Patients Stranded As JOHESU Strike Forces Skeletal Services In Oyo State Hospitals

Health activities across major state-owned hospitals in Oyo State have been severely disrupted as health-records officers, laboratory attendants, pharmacy technicians and other allied health-workers under the Joint Health Sector Unions (JOHESU) continue their nationwide strike. Visits to facilities such as Jericho Specialist Hospital, Adeoyo Maternity Teaching Hospital, Ring Road State Hospital and other general hospitals in the Ibadan zone showed that the strike has forced many departments to operate below capacity, with only skeletal services available to patients.

At Jericho Specialist Hospital, health-workers in departments critical to patient flow including Records, Laboratory, Pharmacy, Radiology and General Support stayed away from duty, leaving long queues of patients unable to complete basic processes such as registration, laboratory tests or drug collection. Doctors and nurses on duty struggled to attend to patients, but the absence of essential support staff meant only emergency or very limited outpatient consultations were possible.

A similar situation played out at Adeoyo Maternity Hospital, where antenatal mothers, children and emergency cases were delayed due to the non-availability of laboratory services, incomplete documentation and limited clerical support. While wards and clinics remained open, staff confirmed that only “bare-minimum operations” were possible since the strike began, adding that admissions, diagnostics and drug dispensing were significantly slowed down.

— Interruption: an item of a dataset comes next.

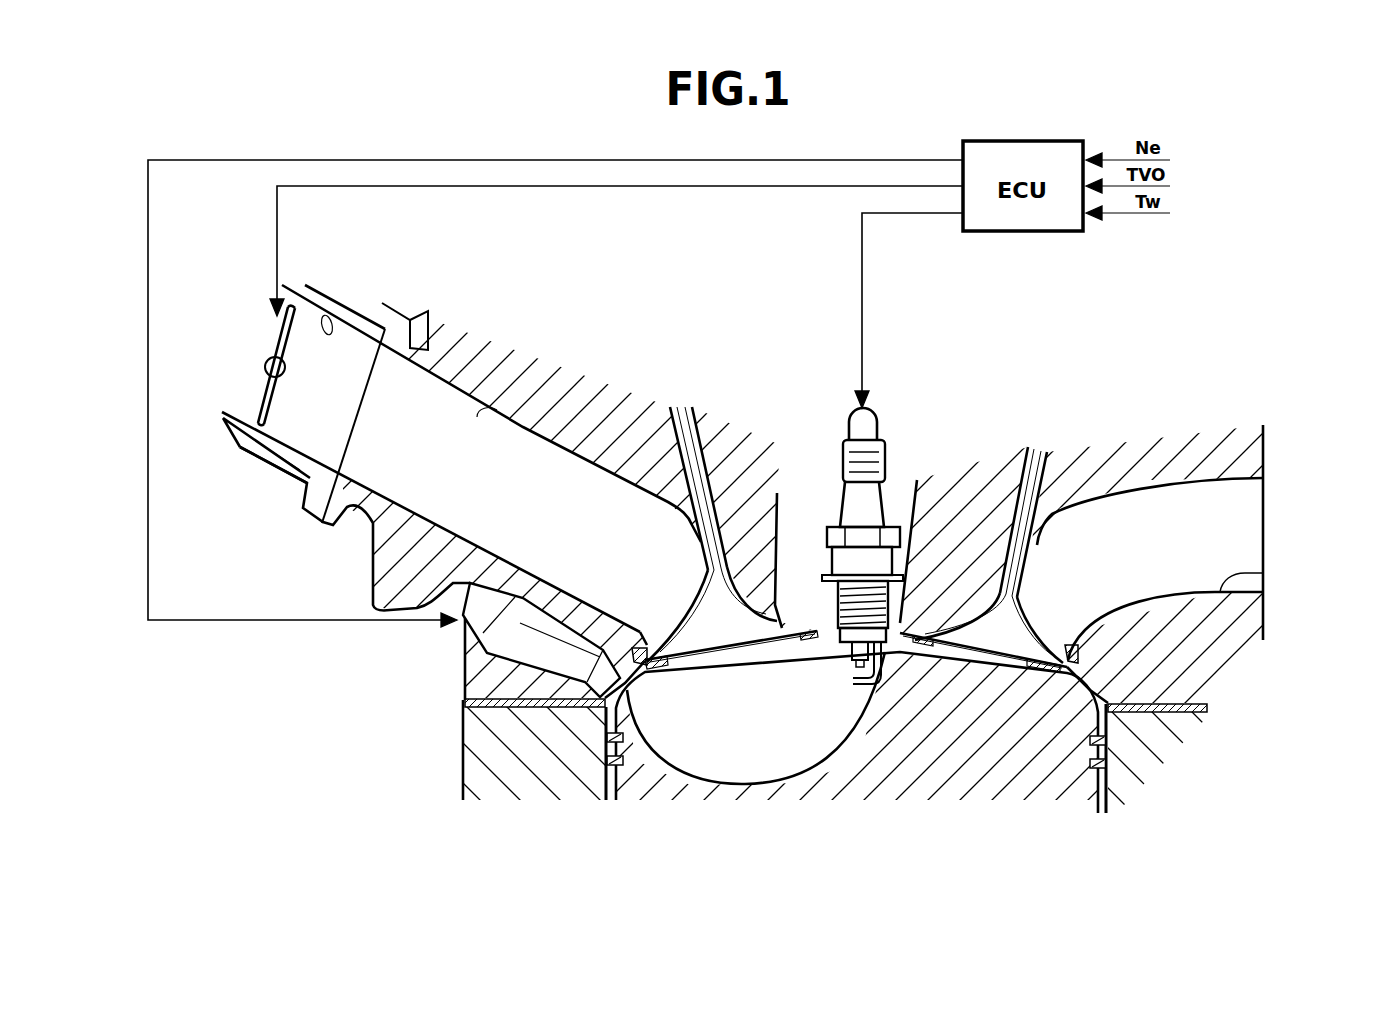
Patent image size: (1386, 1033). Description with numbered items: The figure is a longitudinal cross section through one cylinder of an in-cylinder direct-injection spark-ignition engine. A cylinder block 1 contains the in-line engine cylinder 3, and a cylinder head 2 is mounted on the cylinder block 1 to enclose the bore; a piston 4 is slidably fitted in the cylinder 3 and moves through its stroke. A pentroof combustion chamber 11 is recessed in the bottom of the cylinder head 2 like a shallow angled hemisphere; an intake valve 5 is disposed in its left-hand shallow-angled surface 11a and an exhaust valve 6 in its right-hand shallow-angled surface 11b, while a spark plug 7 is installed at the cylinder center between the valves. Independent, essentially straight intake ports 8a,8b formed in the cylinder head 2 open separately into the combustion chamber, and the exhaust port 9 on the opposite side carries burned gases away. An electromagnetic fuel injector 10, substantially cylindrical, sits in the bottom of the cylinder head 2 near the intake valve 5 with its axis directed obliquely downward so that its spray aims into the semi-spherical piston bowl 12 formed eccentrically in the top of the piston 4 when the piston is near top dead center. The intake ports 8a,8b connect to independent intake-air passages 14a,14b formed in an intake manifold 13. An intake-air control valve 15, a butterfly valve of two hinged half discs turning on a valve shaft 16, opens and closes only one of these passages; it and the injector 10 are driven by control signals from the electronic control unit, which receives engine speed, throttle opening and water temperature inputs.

Across other state hospitals in Ibadan, Oyo, Ogbomoso and Iseyin, allied health-workers’ absence has crippled the non-clinical backbone of service delivery. Patients who require laboratory tests, imaging, record retrieval, drug refills or referrals are being turned back or asked to return when “full operations resume.” Hospital officials say the skeletal service level will continue until the government resolves JOHESU’s demands over the long-standing CONHESS salary adjustment, which triggered the nationwide action.